- Theatrical release poster
- Directed by: S. S. Balan
- Screenplay by: S. S. Balan
- Based on: Zanjeer by Salim–Javed
- Produced by: S. Maniyan Vidwan V. Lakshmanan
- Starring: M. G. Ramachandran Latha M. N. Nambiar
- Cinematography: A. Shammugham
- Edited by: M. Umanath
- Music by: M. S. Viswanathan
- Production company: Udhayam Productions
- Release date: 30 November 1974;
- Running time: 146 minutes
- Country: India
- Language: Tamil

= Sirithu Vazha Vendum =

1974 film by S. S. Balan

Siritthu Vazha Vendum (/ta/ ) is a 1974 Indian Tamil-language action film written and directed by S. S. Balan. The film stars M. G. Ramachandran, Latha and M. N. Nambiar. It is based on the 1967 Italian film Death Rides a Horse and 1973 Hindi film Zanjeer. The film was released on 30 November 1974, and ran for over 100 days in theatres.

== Plot ==
During his childhood, Ramu escapes death during the massacre of his parents. He grows up, haunted by the memory of this horrible night, drawing indefatigably a white horse, resulting from the chain bracelet of the mysterious killer. He also turns into a fearless and death-defying cop with an insatiable urge to get vengeance.

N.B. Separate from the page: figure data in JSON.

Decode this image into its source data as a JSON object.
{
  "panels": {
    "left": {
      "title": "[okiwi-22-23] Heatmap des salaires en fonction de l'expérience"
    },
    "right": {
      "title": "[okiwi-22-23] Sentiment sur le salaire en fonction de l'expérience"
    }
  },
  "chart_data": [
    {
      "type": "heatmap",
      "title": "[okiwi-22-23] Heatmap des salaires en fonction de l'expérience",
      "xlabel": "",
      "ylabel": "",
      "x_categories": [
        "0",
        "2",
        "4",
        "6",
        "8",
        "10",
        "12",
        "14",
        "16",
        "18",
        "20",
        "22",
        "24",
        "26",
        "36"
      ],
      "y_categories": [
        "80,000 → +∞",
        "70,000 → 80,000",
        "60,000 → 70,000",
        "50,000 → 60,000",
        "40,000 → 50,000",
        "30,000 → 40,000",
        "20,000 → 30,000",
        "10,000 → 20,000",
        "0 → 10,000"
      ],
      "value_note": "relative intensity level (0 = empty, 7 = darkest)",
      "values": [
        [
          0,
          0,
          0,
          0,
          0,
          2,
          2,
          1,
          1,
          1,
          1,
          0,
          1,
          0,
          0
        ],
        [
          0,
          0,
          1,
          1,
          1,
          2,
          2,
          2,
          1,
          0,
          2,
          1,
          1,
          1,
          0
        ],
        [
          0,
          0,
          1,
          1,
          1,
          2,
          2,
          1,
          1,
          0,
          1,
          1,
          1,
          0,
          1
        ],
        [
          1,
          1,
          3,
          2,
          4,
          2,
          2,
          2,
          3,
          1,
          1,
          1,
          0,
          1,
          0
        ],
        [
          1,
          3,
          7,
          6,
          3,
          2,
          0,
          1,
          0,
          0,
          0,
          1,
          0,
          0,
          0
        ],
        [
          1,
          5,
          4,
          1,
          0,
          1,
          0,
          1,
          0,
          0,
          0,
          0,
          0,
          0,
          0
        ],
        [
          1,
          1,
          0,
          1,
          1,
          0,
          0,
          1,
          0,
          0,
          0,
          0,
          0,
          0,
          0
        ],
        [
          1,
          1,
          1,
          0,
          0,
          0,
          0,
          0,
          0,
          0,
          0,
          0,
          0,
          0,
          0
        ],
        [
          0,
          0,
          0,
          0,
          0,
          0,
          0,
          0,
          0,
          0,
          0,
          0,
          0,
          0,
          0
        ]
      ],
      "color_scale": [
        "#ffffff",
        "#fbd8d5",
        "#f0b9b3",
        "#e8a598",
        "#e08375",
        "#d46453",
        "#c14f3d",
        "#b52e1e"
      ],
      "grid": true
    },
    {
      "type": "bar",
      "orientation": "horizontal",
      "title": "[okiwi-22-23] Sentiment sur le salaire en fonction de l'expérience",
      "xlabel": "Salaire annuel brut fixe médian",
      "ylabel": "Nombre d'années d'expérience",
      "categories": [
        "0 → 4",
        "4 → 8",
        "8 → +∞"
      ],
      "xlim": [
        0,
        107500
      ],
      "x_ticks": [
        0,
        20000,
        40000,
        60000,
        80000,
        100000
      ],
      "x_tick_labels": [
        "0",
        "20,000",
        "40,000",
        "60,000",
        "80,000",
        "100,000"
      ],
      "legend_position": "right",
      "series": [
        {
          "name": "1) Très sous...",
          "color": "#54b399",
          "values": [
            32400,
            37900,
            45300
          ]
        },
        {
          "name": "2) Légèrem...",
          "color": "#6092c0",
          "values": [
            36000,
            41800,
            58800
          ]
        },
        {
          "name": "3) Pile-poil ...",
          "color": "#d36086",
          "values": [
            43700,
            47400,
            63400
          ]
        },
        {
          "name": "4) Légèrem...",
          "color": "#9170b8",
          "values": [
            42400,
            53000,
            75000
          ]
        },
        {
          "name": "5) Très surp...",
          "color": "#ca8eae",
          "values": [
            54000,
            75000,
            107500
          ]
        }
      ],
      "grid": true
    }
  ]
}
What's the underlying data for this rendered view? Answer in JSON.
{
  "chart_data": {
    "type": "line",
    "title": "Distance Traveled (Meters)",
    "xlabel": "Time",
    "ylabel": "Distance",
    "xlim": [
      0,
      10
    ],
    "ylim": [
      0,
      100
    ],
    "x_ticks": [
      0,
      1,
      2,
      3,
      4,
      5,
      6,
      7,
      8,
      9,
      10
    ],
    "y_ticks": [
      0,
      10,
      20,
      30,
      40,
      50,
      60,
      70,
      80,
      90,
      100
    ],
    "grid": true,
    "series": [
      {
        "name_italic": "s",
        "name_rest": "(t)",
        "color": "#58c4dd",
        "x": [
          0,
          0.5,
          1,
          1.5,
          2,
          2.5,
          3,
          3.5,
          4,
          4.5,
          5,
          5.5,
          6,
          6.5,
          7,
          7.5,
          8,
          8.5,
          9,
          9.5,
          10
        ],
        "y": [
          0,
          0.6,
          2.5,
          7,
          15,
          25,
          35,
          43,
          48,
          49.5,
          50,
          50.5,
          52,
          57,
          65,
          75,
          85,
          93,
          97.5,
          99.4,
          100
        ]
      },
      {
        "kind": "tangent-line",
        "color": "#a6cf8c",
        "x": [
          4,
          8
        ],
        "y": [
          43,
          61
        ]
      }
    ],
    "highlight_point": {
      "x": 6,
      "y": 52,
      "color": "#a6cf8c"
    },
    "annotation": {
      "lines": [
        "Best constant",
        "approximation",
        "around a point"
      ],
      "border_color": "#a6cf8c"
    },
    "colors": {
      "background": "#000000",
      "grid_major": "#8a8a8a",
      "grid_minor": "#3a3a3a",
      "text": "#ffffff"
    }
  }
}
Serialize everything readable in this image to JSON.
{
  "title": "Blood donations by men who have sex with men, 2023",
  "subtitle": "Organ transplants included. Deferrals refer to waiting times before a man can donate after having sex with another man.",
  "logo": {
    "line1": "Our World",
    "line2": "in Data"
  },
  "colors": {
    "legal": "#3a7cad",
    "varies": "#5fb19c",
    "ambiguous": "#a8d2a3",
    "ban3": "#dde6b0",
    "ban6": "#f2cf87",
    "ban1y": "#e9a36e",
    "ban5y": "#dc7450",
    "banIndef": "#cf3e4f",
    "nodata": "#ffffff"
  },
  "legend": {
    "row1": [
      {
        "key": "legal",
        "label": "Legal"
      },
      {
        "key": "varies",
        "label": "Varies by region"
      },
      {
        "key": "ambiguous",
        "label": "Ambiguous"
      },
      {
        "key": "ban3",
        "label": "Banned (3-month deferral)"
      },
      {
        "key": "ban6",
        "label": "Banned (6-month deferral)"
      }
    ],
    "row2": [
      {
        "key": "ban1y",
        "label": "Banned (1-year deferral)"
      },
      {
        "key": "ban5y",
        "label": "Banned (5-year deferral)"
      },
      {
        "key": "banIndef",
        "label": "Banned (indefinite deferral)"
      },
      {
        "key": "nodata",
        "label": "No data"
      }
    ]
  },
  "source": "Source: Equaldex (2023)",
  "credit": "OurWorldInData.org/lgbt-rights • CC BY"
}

Later, he finds the murderer some years later on his policeman's way with the help of Usthad Abdul Rahman, an ex-owner of a cabaret who once was Ramu's enemy but now has sworn to give his life for Ramu after an initial fight, and settles the score with him.

==Production==
The film was launched at Gemini Studios. Ki. Va. Jagannathan lit the lamp while L. V. Prasad switched on the camera. The song "Konja Neram Ennai" was picturised on that day.
== Soundtrack ==
The soundtrack was composed by M. S. Viswanathan. The song "Konja Neram" is set in Saranga raga.

Track listing
| No. | Title | Lyrics | Singer(s) | Length |
|---|---|---|---|---|
| 1. | "Ondre Solvaan (Ennathil Nalamirunthel)" | Pulamaipithan | T. M. Soundararajan, chorus | 5:13 |
| 2. | "Nee Ennai Vittu" | Pulamaipithan | L. R. Eswari | 3:45 |
| 3. | "Konja Neram Ennai" | Vaali | T. M. Soundararajan, S. Janaki | 5:25 |
| 4. | "Ponmana Chemmalai" | Vaali | T. M. Soundararajan, Vani Jairam | 2:59 |
| 5. | "Ulagam Ennum" | Pulamaipithan | T. M. Soundararajan, P. Susheela, Sheikh Salamad | 5:09 |
| Total length: |  |  |  | 22:31 |

== Reception ==
Kanthan of Kalki said the film, despite its title, had nothing to make audiences cheerful. Navamani praised the acting, music, art, dialogues and direction.